Nel circuito del tennis professionistico, fatto di tornei che si susseguono ogni settimana a un ritmo forsennato, spesso la fortuna di un torneo equivale alla sfortuna di un altro torneo concorrente e “vicino”. Domenica pomeriggio, nel giro di poche ore, il Generali Open in programma la settimana prossima a Kitzbuhel ha perso le prime due teste di serie, ovvero i protagonisti della finale di Gstaad Casper Ruud e Matteo Berrettini.

Il giocatore romano, che già prima del torneo svizzero lamentava qualche piccolo acciacco fisico, ha rinunciato alla trasferta in Austria per “stanchezza”, mentre Ruud ha dato come motivazione ufficiale un infortunio alla spalla.

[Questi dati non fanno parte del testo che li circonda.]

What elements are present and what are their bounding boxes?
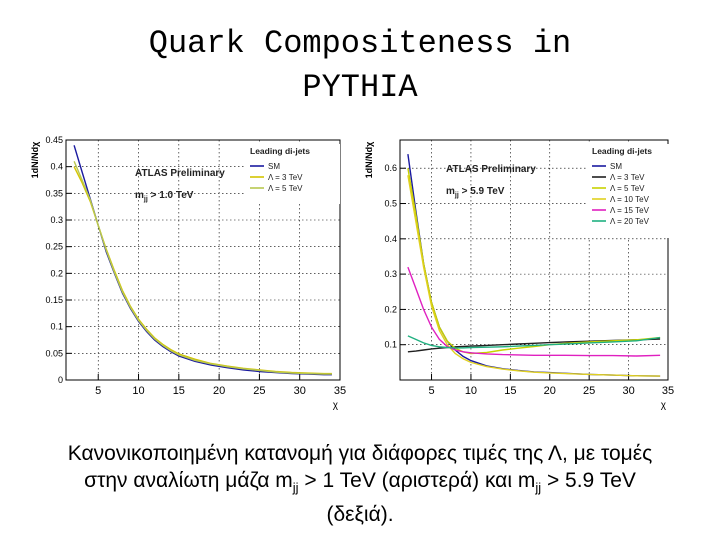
legend-label: Λ = 20 TeV: [610, 217, 650, 226]
x-tick-label: 15: [504, 385, 516, 397]
cut-label-value: > 5.9 TeV: [459, 186, 505, 197]
x-tick-label: 20: [213, 385, 225, 397]
y-tick-label: 0.35: [45, 188, 63, 198]
cut-label-m: m: [135, 190, 144, 201]
x-tick-label: 15: [173, 385, 185, 397]
legend-label: Λ = 3 TeV: [610, 173, 645, 182]
x-tick-label: 35: [334, 385, 346, 397]
series-line: [407, 175, 661, 377]
series-line: [407, 266, 661, 357]
slide-title: Quark Compositeness in PYTHIA: [0, 22, 720, 110]
y-axis-label: 1dN/Ndχ: [364, 141, 374, 179]
legend-label: Λ = 5 TeV: [268, 184, 303, 193]
cut-label-sub: jj: [143, 196, 148, 203]
y-tick-label: 0.6: [384, 163, 397, 173]
legend-box: [586, 144, 670, 238]
x-tick-label: 25: [253, 385, 265, 397]
y-tick-label: 0.25: [45, 242, 63, 252]
y-tick-label: 0.1: [50, 322, 63, 332]
y-tick-label: 0.4: [384, 234, 397, 244]
left-chart-svg: 5 10 15 20 25 30 35 0 0.05 0.1 0.15 0.2 0.25 0.3 0.35 0…: [30, 135, 346, 411]
x-tick-label: 5: [428, 385, 434, 397]
y-tick-label: 0.05: [45, 348, 63, 358]
y-tick-label: 0.15: [45, 295, 63, 305]
x-tick-label: 25: [583, 385, 595, 397]
legend-label: Λ = 3 TeV: [268, 173, 303, 182]
legend-label: SM: [268, 162, 280, 171]
legend-label: Λ = 5 TeV: [610, 184, 645, 193]
y-tick-label: 0: [58, 375, 63, 385]
legend-label: Λ = 10 TeV: [610, 195, 650, 204]
legend-label: SM: [610, 162, 622, 171]
y-tick-label: 0.2: [50, 268, 63, 278]
x-tick-label: 30: [622, 385, 634, 397]
x-tick-label: 10: [132, 385, 144, 397]
cut-label: mjj > 1.0 TeV: [135, 190, 194, 203]
title-line-1: Quark Compositeness in: [148, 25, 572, 62]
x-tick-label: 20: [544, 385, 556, 397]
caption-line-2-a: στην αναλίωτη μάζα m: [84, 469, 293, 492]
caption-line-3: (δεξιά).: [326, 503, 394, 527]
legend-title: Leading di-jets: [592, 146, 652, 156]
series-line: [407, 335, 661, 349]
y-tick-label: 0.2: [384, 304, 397, 314]
legend-box: [244, 144, 340, 204]
x-tick-label: 10: [465, 385, 477, 397]
x-tick-label: 30: [294, 385, 306, 397]
caption-line-2-c: > 5.9 TeV: [541, 469, 636, 492]
caption-line-2: στην αναλίωτη μάζα mjj > 1 TeV (αριστερά…: [0, 467, 720, 501]
y-tick-label: 0.3: [50, 215, 63, 225]
title-line-2: PYTHIA: [302, 69, 418, 106]
y-axis-label: 1dN/Ndχ: [30, 141, 40, 179]
y-tick-label: 0.45: [45, 135, 63, 145]
right-chart-svg: 5 10 15 20 25 30 35 0.1 0.2 0.3 0.4 0.5 0.6 χ 1dN/Ndχ A…: [364, 139, 674, 411]
caption: Κανονικοποιημένη κατανομή για διάφορες τ…: [0, 440, 720, 528]
cut-label-m: m: [446, 186, 455, 197]
caption-line-1: Κανονικοποιημένη κατανομή για διάφορες τ…: [67, 442, 653, 465]
cut-label-sub: jj: [454, 192, 459, 199]
series-line: [73, 161, 332, 375]
cut-label-value: > 1.0 TeV: [148, 190, 194, 201]
x-axis-label: χ: [661, 400, 667, 410]
left-plot: 5 10 15 20 25 30 35 0 0.05 0.1 0.15 0.2 0.25 0.3 0.35 0…: [28, 130, 350, 411]
y-tick-label: 0.5: [384, 199, 397, 209]
x-axis-label: χ: [333, 400, 339, 410]
legend-label: Λ = 15 TeV: [610, 206, 650, 215]
x-tick-label: 35: [662, 385, 674, 397]
caption-subscript-2: jj: [535, 480, 542, 496]
atlas-label: ATLAS Preliminary: [446, 164, 536, 175]
caption-subscript-1: jj: [292, 480, 299, 496]
atlas-label: ATLAS Preliminary: [135, 168, 225, 179]
x-tick-label: 5: [95, 385, 101, 397]
y-tick-label: 0.3: [384, 269, 397, 279]
y-tick-label: 0.1: [384, 340, 397, 350]
cut-label: mjj > 5.9 TeV: [446, 186, 505, 199]
y-tick-label: 0.4: [50, 162, 63, 172]
caption-line-2-b: > 1 TeV (αριστερά) και m: [298, 469, 536, 492]
right-plot: 5 10 15 20 25 30 35 0.1 0.2 0.3 0.4 0.5 0.6 χ 1dN/Ndχ A…: [360, 130, 680, 411]
legend-title: Leading di-jets: [250, 146, 310, 156]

Non è raro che chi arriva in fondo ad un torneo scelga di rinunciare all’evento della settimana successiva, ma in questo caso è davvero una disdetta per gli organizzatori austriaci che sia successo a entrambi i finalisti di Gstaad che erano pure la tasta di serie n. 1 e n. 2 del seeding.

In questo modo è stata spostata nella postazione di Ruud in cima al tabellone la testa di serie n. 5 Albert Ramos-Vinolas, mentre al posto di Berrettini è stato posizionato l’olandese Tallon Griekspoor (n. 6). Nelle posizioni originariamente occupate da questi due giocatori sono invece stati spostati il nostro Lorenzo Sonego e Richard Gasquet, insigniti rispettivamente della testa di serie n. 9 e n. 10.

 

Questo il tabellone completo del Generali Open di Kitzbuhel.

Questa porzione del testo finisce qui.